Best way to view to create a log of a snapshot dataset from a source system?

I want to be able to view the history of a snapshot dataset that I get from a source system. The column I am interested in is the status column. Their is no status changed timestamp available in the source system.

The 2 approaches that I see are

  1. Creating a changelog dataset that shows the pk, the status, and an artificial timestamp that shows when the status changed. This would essentially append the rows only when they change.
  2. Appending the entire dataset on a daily basis to an output dataset. The pro of this would be I could easily tell all of the status’s on any given day. the con would be the scale, but the original dataset is only like 4000 rows.

Hey, creating an output dataset with a changelog write mode seems like it would be suitable for your use case. Let if us know if you have additional questions/issues!

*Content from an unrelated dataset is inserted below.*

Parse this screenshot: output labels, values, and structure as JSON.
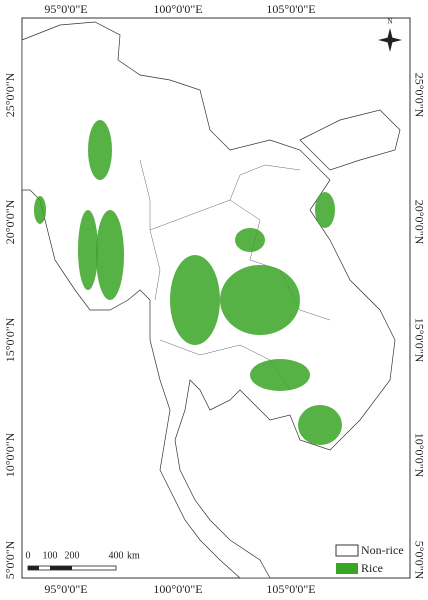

The problem is, how can I add a timestamp to that output? If I add a timestamp column then the changelog will essentially just create a new row every time it builds, regardless if the status changed or not.

I see, you want to preserve the timestamp but only track changes to the status.

If you can guarantee that the status only changes one-way (i.e., for a given PK, you can’t go from status1 → status2 → status1), then you could use the “Append only new rows” write mode. The idea would be to set the primary keys as your regular PK + status columns. This way, if both the PK and status match, no rows are appended – however, if the status changes for the same PK, a row is appended to the output dataset.

The only problem is if a row reverts to a previous status as mentioned above, as that status will already exist in the output dataset and therefore no rows will be appended (even if it has indeed “changed” since the previous build).

If you can’t make any guarantees regarding reverting to a previous status, you would have to follow option 2 that you mentioned above (although it’s not the best, 4000 rows doesn’t seem too bad).